Moreover, not only does the planning of the exhibition keep them busy, but it is also quite expensive for them—as the artists have to frame their works, rent a location for the exhibition, and so on. In spite of all the difficulties they have to face, the Momenta members all agree on the fact that they enjoy volunteering, almost quoting Mother Theresa’s, “it is not how much we give, but how much love we put into giving.”

Momenta is doing fairly well for a group that was created only a year ago; most of the photos displayed at their very first exhibition were sold. The reason that they were able to raise such an important amount of money is because they are doing what they are passionate about while getting involved in important matters. By doing this they also encourage other people to do the same.

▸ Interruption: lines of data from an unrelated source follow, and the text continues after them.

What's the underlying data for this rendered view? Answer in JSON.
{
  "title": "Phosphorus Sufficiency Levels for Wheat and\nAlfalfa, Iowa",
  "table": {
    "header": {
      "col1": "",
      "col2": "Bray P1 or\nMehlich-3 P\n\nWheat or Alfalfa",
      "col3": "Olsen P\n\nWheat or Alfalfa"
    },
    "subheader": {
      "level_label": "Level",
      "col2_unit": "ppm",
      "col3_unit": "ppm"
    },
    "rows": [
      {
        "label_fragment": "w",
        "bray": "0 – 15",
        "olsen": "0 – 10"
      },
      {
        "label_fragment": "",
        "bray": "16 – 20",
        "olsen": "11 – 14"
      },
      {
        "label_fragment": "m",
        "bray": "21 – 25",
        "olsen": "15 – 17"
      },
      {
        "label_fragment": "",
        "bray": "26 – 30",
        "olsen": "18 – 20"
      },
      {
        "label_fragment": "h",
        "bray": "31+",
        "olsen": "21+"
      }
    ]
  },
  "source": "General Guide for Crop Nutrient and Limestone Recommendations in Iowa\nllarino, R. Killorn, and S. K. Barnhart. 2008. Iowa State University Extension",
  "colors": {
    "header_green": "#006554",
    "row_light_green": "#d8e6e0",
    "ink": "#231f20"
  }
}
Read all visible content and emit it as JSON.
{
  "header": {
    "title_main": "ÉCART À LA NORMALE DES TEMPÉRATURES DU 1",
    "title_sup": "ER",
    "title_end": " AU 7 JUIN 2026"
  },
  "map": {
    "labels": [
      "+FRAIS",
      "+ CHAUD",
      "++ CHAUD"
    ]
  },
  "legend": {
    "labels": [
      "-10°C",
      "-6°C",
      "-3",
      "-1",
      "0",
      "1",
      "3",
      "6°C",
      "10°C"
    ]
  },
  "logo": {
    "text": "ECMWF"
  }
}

Apart from framed photos, in this second exhibition, the artists were also selling cards with smaller versions of some of their work at very affordable prices of $5-10. The atmosphere at the event was pleasant and the artists, Chez Doris administrators and Chez Doris’ executive director Marina Boulos-Winton, were easily approachable.

In a talk with Houde, member and spokesperson for the group, it was made clear that Momenta had no intention of settling on their current achievements; they would keep working harder in order to reach their new goals. They are also considering doing two exhibits per year instead of just one and looking into other organizations that would be in need of financial support.